O WhatsApp já informou que o principal motivo para tais mudanças é aprimorar a experiência das empresas que utilizam o serviço Business da plataforma. Mas quais serão os efeitos práticos desse “aprimoramento”?
Como as empresas são afetadas pela nova política de privacidade?
A empresa define seu serviço “Business” como uma ferramenta para “ajudar as empresas a se conectar com seus clientes, dar destaque a seus produtos e serviços, responder dúvidas durante o processo de compras de seus clientes”.
Um exemplo prático do uso desses serviços são as contas comerciais, utilizadas por muitos
negócios para realizar atendimento ao cliente e pós-venda de produtos.
A nova atualização dá novas funcionalidades para essa ferramenta, aprimorando o serviço de hospedagem do Facebook. Esse consiste em uma plataforma onde os negócios podem gerenciar as conversas com seus clientes. Em comunicado, a empresa informou que “as informações compartilhadas na conversa podem ser utilizadas pela própria empresa para fins de marketing, inclusive para fazer publicidade no Facebook.”
Outra finalidade para os dados é permitir que os usuários entrem em contato direto com os negócios ao verem um anúncio no Facebook. De acordo com a big tech, usuários que tiverem o WhatsApp instalado em seus celulares poderão enviar mensagens diretamente para as empresas através de um botão, que será incluído na rede social.
A empresa também informa que o conteúdo de conversas pessoais ou em grupos continuará sendo sigiloso e protegido por criptografia.
E se eu não quiser compartilhar meus dados?
Truzzi conta que uma opção para os usuários insatisfeitos é migrar para outros aplicativos, como o Signal ou Telegram, cujas políticas de privacidade são mais restritas e impedem o compartilhamento de dados dos usuários.
O conselho da advogada já foi seguido por diversos usuários. Um deles é a médica dermatologista Anna Park. Segundo ela, ao deter o controle da maioria dos aplicativos que usa diariamente (como Facebook, Instagram e Messenger), a big tech consegue saber mais da sua vida do que ela estaria disposta a revelar. “Com base em apenas alguns dados, os algoritmos são capazes de obter informações que eu não tenho consciência de ter fornecido.”

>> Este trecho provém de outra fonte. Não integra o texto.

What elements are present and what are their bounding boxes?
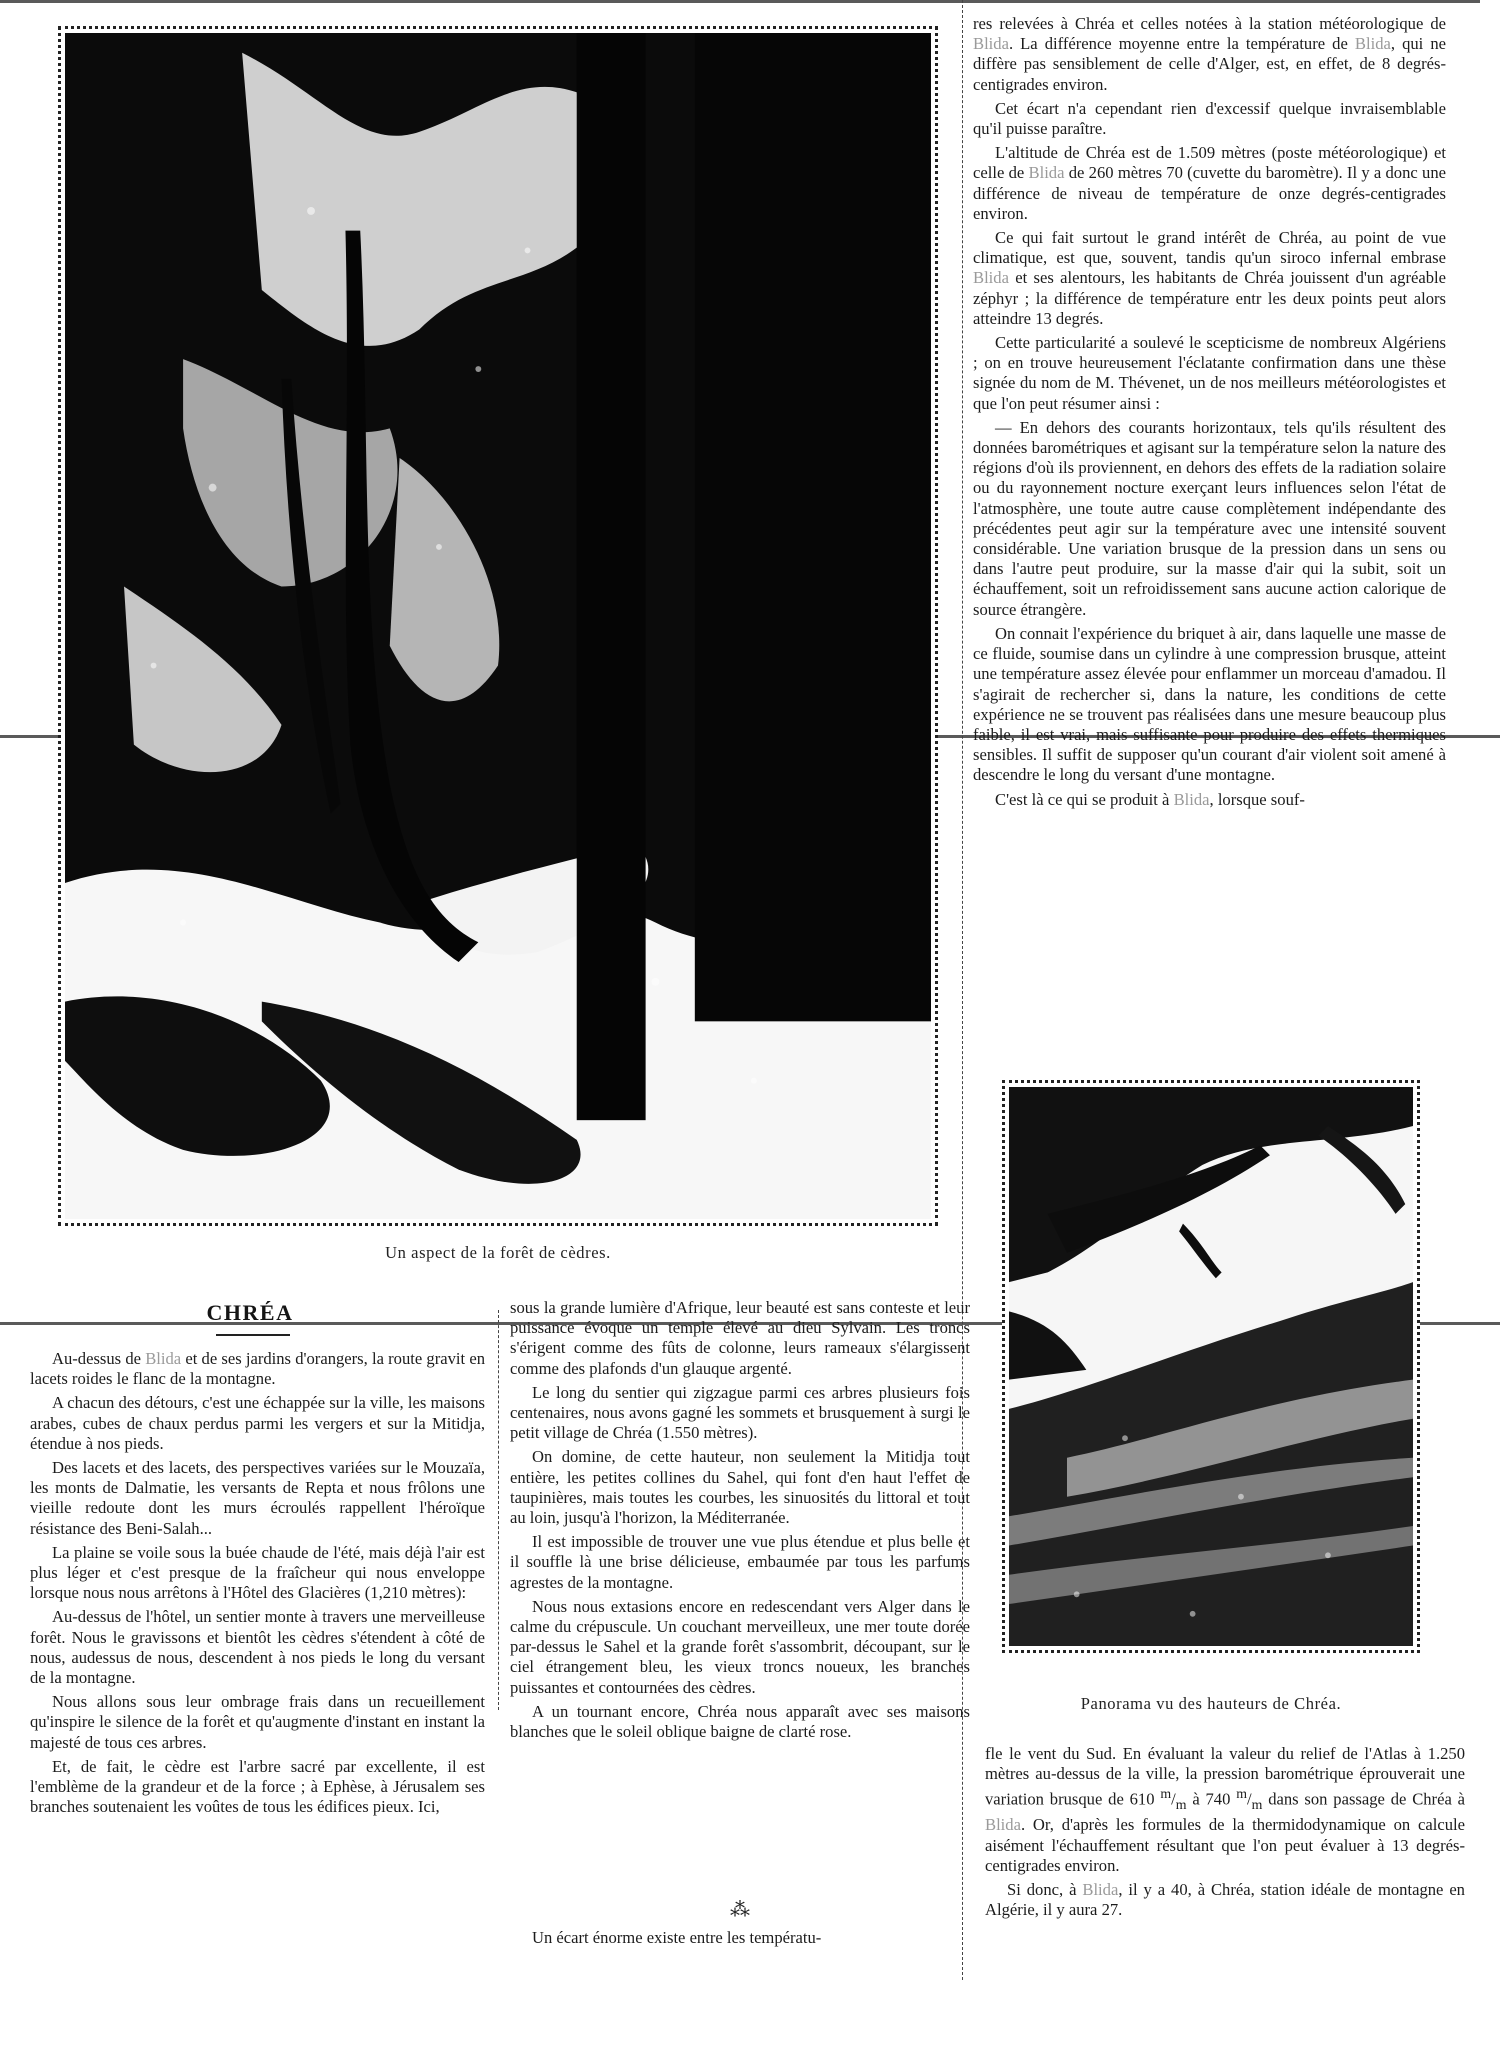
scan-line-top xyxy=(0,0,1480,3)
place-name-blida: Blida xyxy=(1082,1880,1118,1899)
panorama-photo xyxy=(1002,1080,1420,1653)
forest-photo-image xyxy=(65,33,931,1219)
paragraph: sous la grande lumière d'Afrique, leur b… xyxy=(510,1298,970,1379)
left-column: Au-dessus de Blida et de ses jardins d'o… xyxy=(30,1349,485,1821)
place-name-blida: Blida xyxy=(1029,163,1065,182)
paragraph: Ce qui fait surtout le grand intérêt de … xyxy=(973,228,1446,329)
place-name-blida: Blida xyxy=(973,34,1009,53)
paragraph: A chacun des détours, c'est une échappée… xyxy=(30,1393,485,1454)
forest-photo xyxy=(58,26,938,1226)
paragraph: Le long du sentier qui zigzague parmi ce… xyxy=(510,1383,970,1444)
place-name-blida: Blida xyxy=(1174,790,1210,809)
place-name-blida: Blida xyxy=(145,1349,181,1368)
paragraph: Au-dessus de l'hôtel, un sentier monte à… xyxy=(30,1607,485,1688)
paragraph: Et, de fait, le cèdre est l'arbre sacré … xyxy=(30,1757,485,1818)
right-column-bottom: fle le vent du Sud. En évaluant la valeu… xyxy=(985,1744,1465,1924)
paragraph: Nous allons sous leur ombrage frais dans… xyxy=(30,1692,485,1753)
paragraph: Cet écart n'a cependant rien d'excessif … xyxy=(973,99,1446,139)
paragraph: Au-dessus de Blida et de ses jardins d'o… xyxy=(30,1349,485,1389)
paragraph: On connait l'expérience du briquet à air… xyxy=(973,624,1446,786)
section-separator-asterism: ⁂ xyxy=(510,1900,970,1920)
paragraph: La plaine se voile sous la buée chaude d… xyxy=(30,1543,485,1604)
column-divider-left xyxy=(498,1310,499,1710)
middle-column-continuation: Un écart énorme existe entre les tempéra… xyxy=(510,1928,970,1952)
paragraph: Cette particularité a soulevé le sceptic… xyxy=(973,333,1446,414)
paragraph: Un écart énorme existe entre les tempéra… xyxy=(510,1928,970,1948)
place-name-blida: Blida xyxy=(973,268,1009,287)
middle-column: sous la grande lumière d'Afrique, leur b… xyxy=(510,1298,970,1746)
panorama-photo-image xyxy=(1009,1087,1413,1646)
paragraph: Des lacets et des lacets, des perspectiv… xyxy=(30,1458,485,1539)
forest-photo-caption: Un aspect de la forêt de cèdres. xyxy=(58,1243,938,1263)
panorama-photo-caption: Panorama vu des hauteurs de Chréa. xyxy=(1002,1694,1420,1714)
paragraph: res relevées à Chréa et celles notées à … xyxy=(973,14,1446,95)
right-column-top: res relevées à Chréa et celles notées à … xyxy=(973,14,1446,814)
paragraph: Nous nous extasions encore en redescenda… xyxy=(510,1597,970,1698)
paragraph: C'est là ce qui se produit à Blida, lors… xyxy=(973,790,1446,810)
paragraph: — En dehors des courants horizontaux, te… xyxy=(973,418,1446,620)
paragraph: Si donc, à Blida, il y a 40, à Chréa, st… xyxy=(985,1880,1465,1920)
paragraph: fle le vent du Sud. En évaluant la valeu… xyxy=(985,1744,1465,1876)
place-name-blida: Blida xyxy=(985,1815,1021,1834)
article-title: CHRÉA xyxy=(30,1300,470,1326)
paragraph: Il est impossible de trouver une vue plu… xyxy=(510,1532,970,1593)
place-name-blida: Blida xyxy=(1355,34,1391,53)
paragraph: A un tournant encore, Chréa nous apparaî… xyxy=(510,1702,970,1742)
paragraph: On domine, de cette hauteur, non seuleme… xyxy=(510,1447,970,1528)
title-underline xyxy=(216,1334,290,1336)
paragraph: L'altitude de Chréa est de 1.509 mètres … xyxy=(973,143,1446,224)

Estudos do setor de marketing digital corroboram para a visão de Park. Um deles é o “Demographic Prediction Based on User’s Browsing Behavior” (2007), em que engenheiros da computação mostram como deduzir dados demográficos de usuários com base em seus hábitos de consumo de mídia.

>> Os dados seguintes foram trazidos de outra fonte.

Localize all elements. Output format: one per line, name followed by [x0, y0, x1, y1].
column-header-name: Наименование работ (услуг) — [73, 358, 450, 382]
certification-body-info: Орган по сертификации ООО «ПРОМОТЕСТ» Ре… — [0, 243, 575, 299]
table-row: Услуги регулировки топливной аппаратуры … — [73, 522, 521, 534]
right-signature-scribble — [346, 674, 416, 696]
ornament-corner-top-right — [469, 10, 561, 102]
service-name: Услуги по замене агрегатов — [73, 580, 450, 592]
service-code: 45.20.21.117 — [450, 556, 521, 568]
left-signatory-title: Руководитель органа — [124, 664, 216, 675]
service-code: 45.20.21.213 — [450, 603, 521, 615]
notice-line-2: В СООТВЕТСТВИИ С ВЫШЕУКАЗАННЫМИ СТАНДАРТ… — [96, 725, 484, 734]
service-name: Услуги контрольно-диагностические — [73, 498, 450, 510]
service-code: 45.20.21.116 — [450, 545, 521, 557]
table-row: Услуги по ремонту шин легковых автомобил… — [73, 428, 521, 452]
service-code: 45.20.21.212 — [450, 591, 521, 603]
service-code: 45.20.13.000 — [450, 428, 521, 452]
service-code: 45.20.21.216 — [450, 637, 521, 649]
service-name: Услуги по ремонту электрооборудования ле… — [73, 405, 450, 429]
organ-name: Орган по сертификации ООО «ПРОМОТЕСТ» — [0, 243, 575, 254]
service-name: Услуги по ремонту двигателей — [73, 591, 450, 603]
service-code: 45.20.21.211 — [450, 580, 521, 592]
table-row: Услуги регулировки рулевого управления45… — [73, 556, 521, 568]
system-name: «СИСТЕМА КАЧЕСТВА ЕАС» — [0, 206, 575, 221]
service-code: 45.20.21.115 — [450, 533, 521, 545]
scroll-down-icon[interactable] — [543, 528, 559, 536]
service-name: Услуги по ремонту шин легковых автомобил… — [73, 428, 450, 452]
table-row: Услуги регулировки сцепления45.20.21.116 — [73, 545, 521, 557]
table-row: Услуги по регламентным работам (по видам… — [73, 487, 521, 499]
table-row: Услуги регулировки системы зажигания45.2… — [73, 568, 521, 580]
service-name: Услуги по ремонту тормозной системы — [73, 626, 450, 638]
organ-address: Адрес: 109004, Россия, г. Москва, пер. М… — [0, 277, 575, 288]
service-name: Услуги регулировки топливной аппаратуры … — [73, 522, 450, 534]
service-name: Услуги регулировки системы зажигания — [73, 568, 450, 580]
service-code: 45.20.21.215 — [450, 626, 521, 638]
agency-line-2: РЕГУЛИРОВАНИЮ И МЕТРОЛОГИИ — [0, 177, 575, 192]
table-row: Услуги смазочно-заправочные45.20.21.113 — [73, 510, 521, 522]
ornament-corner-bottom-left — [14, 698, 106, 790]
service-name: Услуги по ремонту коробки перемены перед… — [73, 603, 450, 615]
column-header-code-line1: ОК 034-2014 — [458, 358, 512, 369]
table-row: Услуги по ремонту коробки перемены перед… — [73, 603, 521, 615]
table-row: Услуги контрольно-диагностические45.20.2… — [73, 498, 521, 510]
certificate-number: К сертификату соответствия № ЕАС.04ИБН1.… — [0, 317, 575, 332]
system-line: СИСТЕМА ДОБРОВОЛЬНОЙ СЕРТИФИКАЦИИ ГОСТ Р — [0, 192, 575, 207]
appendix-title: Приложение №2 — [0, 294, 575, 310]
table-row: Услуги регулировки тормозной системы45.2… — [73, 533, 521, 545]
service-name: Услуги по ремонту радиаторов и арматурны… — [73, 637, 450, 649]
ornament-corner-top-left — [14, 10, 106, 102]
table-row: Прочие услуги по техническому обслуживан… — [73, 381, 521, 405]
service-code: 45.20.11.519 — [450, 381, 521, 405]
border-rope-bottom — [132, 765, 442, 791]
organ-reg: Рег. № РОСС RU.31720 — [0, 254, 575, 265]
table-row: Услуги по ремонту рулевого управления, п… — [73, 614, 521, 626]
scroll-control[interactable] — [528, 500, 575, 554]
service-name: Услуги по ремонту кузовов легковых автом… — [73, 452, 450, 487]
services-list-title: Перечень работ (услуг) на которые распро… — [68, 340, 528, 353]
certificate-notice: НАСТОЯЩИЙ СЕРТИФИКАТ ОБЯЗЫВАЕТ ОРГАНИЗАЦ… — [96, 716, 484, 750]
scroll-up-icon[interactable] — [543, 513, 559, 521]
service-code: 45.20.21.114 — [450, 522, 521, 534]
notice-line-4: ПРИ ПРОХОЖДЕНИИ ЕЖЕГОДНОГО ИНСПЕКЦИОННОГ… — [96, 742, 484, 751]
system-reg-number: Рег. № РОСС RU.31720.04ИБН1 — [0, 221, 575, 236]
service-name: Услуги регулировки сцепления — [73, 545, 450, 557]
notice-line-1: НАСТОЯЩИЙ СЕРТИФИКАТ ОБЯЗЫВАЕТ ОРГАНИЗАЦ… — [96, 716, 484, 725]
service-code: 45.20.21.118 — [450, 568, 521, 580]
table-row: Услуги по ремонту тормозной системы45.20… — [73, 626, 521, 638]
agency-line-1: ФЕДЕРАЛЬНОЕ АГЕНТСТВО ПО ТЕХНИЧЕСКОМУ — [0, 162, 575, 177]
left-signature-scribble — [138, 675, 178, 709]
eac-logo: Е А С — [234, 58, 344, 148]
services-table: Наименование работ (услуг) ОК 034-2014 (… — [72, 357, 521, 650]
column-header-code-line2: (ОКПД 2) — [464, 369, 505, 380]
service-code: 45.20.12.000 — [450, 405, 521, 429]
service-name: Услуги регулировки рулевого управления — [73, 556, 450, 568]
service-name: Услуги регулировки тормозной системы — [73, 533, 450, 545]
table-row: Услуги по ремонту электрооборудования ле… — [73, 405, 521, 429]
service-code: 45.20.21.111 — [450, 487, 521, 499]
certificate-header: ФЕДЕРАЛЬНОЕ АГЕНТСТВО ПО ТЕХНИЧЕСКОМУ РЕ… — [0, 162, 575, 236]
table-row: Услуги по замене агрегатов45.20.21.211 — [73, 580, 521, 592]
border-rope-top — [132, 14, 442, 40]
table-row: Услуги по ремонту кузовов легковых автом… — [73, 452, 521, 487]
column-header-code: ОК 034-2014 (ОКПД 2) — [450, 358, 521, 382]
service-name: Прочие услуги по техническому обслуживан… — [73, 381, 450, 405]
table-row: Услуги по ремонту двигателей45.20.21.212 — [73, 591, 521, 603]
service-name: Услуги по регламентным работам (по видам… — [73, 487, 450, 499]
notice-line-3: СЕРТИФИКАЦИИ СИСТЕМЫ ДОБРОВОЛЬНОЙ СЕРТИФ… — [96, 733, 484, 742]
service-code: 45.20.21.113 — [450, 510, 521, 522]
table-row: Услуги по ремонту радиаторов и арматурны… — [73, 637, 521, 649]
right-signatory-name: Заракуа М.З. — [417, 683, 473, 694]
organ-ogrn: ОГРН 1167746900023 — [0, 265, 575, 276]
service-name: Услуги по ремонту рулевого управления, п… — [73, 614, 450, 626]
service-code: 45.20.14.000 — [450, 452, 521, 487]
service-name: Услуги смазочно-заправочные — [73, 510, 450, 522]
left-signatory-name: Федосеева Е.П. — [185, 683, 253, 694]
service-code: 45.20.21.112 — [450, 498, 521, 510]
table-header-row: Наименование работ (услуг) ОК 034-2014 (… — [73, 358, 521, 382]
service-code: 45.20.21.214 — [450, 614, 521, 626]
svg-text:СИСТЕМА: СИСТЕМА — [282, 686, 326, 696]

A mesma preocupação é compartilhada pelo empresário Arthur Blanco Lima. “Todas essas empresas possuem um dono só. Um dono que já se viu envolvido em diversos escândalos de vazamento de dados”, diz, se referindo a Mark Zuckerberg, CEO do Facebook.
Tanto Blanco Lima quanto Anna Park afirmam que as novas políticas de privacidade afetaram a forma que utilizam a plataforma. A migração para novos aplicativos (principalmente o Telegram) foi a alternativa encontrada para evitar que as big techs utilizem seus dados.
Mas isso não soluciona o problema. Dentre as principais reclamações dos dois internautas está o fato de o seu círculo social ainda estar usando a rede social do Facebook. “Se nenhum dos meus amigos ou contatos profissionais usarem o Telegram, mudar de plataforma perde o sentido.”
Entretanto, tudo indica que há chances desse cenário mudar. Em janeiro de 2021, o Telegram informou que sua base de usuários atingiu a marca de 500 milhões – o que representa um crescimento de 100 milhões em comparação com abril de 2020. Um relatório divulgado pela consultoria Sensor Tower também informou que o aplicativo foi o mais baixado durante o segundo e terceiro trimestre de 2020, com um total de 80 bilhões de download no período.